Philo heeft een aantal steden opgesomd waar de joden zich als handelaars hadden gevestigd. Hij zei dat ‘de steden waar ze woonden niet te tellen waren, in Europa, Azië, in Libië, op het continent en op de eilanden, aan de kusten en in het binnenland’. Ze hadden zich eveneens op het Helleense vasteland gevestigd, en verder naar het westen om er handel te drijven.[11] “Terzelfder tijd als de Syriërs vinden we in alle steden ook joden, soms versnipperd maar vaker gegroepeerd. Het zijn zeelui, makelaars, bankiers, wiens invloed op het economisch leven van die tijd even belangrijk is geweest als de oosterse invloed die zich in dezelfde tijd openbaarde op het gebied van de kunsten en de godsdienst.”[12]

De joden hadden het aan hun sociale positie te danken dat de Romeinse keizers hen een hoge graad aan autonomie hebben verleend. Enkel aan de joden stond men toe om een staat in de staat uit te bouwen.
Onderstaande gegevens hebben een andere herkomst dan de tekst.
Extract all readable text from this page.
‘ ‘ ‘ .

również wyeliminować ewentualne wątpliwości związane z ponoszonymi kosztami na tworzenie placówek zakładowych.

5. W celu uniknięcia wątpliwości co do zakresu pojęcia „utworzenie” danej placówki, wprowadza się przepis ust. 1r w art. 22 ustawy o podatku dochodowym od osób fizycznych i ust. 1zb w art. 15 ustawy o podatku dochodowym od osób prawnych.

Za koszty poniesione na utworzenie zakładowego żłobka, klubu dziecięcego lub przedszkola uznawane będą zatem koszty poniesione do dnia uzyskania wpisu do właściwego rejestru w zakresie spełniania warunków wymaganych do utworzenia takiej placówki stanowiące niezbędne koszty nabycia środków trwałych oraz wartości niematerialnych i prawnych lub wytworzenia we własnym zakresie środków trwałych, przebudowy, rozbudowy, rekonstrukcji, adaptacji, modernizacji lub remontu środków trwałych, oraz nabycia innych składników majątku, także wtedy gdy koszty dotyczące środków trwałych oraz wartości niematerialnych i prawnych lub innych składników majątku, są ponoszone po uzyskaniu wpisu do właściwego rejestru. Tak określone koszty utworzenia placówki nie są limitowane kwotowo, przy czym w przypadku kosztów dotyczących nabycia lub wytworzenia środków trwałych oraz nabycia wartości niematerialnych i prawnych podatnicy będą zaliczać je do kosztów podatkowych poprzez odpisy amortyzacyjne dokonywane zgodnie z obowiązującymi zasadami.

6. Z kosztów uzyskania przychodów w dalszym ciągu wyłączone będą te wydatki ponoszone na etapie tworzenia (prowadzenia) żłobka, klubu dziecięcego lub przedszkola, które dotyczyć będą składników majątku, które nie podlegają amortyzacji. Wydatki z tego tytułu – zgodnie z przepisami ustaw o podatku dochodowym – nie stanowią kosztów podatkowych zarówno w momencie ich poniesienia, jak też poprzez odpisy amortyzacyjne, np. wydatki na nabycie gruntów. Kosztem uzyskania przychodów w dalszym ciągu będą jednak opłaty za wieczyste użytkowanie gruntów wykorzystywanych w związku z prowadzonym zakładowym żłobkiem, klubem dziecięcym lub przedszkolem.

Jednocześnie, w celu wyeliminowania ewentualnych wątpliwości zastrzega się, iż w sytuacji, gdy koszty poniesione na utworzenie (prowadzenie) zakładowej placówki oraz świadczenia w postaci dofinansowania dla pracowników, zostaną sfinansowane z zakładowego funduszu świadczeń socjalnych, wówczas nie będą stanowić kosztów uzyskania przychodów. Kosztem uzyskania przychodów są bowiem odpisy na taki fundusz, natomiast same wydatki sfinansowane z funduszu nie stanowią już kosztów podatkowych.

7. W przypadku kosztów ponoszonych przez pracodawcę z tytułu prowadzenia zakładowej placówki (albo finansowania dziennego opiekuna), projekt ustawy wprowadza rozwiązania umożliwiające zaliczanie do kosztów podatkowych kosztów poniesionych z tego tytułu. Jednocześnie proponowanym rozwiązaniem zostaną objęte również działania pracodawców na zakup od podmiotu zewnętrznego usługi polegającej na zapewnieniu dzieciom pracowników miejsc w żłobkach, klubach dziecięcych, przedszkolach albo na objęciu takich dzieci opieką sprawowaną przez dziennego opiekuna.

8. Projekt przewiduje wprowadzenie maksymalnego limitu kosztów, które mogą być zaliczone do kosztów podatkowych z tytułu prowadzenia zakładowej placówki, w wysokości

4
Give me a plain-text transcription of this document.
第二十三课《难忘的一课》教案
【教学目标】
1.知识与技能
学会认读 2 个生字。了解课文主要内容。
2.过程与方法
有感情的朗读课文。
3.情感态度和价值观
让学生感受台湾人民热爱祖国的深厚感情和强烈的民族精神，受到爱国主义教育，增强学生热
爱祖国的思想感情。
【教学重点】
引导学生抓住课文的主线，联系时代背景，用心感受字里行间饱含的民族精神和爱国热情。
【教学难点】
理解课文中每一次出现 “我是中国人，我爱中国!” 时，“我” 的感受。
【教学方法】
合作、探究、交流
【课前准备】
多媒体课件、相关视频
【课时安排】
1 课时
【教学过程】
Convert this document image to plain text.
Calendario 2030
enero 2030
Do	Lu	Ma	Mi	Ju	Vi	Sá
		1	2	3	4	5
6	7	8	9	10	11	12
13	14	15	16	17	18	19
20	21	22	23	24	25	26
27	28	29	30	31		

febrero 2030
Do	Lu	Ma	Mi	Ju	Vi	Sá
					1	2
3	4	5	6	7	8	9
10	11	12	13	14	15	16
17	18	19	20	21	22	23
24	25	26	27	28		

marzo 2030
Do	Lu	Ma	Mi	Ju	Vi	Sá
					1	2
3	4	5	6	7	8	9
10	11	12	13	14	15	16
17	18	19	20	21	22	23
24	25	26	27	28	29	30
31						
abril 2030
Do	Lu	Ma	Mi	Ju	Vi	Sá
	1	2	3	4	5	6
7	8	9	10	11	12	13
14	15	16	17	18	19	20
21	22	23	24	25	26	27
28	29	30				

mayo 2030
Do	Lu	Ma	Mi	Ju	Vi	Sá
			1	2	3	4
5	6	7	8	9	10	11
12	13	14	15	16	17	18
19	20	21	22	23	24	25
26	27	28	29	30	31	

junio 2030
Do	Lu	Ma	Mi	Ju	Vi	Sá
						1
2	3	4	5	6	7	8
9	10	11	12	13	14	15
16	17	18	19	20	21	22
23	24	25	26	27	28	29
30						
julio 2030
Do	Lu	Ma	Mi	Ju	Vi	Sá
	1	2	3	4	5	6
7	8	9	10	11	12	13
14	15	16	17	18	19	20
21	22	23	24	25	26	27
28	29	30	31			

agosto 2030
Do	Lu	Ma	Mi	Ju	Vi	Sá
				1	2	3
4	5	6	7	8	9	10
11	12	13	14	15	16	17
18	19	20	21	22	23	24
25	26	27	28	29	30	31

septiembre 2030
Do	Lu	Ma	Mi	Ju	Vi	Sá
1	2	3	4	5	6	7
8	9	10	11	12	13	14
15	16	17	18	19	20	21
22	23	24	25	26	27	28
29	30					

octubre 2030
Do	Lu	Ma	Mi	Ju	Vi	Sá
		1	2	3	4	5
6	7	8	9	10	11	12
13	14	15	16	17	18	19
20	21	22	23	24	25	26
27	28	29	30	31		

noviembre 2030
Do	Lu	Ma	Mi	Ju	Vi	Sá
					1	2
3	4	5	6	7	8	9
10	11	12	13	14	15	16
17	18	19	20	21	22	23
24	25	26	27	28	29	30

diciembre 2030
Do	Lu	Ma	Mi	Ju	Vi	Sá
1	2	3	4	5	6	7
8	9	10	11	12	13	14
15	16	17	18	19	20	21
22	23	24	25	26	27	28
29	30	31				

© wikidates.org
En daar waar de andere vreemdelingen onderworpen waren aan het administratieve bestuur van de standen, konden de joden tot op een zekere hoogte zichzelf besturen... “Caesar steunde de belangen van de joden van Rome en Alexandrië door hen specifieke privileges toe te kennen en in het bijzonder beschermde hij hun cultuur tegen de Griekse en Romeinse priesters.”[13]

3. De jodenhaat bestond al een hele tijd voor het christendom aan zijn opmars begon. Seneca zag in de joden een crimineel volk. Juvenalis dacht dat ze er enkel en alleen waren om andere volkeren de duivel aan te doen. Quintilianus zegt dat ze een vloek waren voor andere volkeren.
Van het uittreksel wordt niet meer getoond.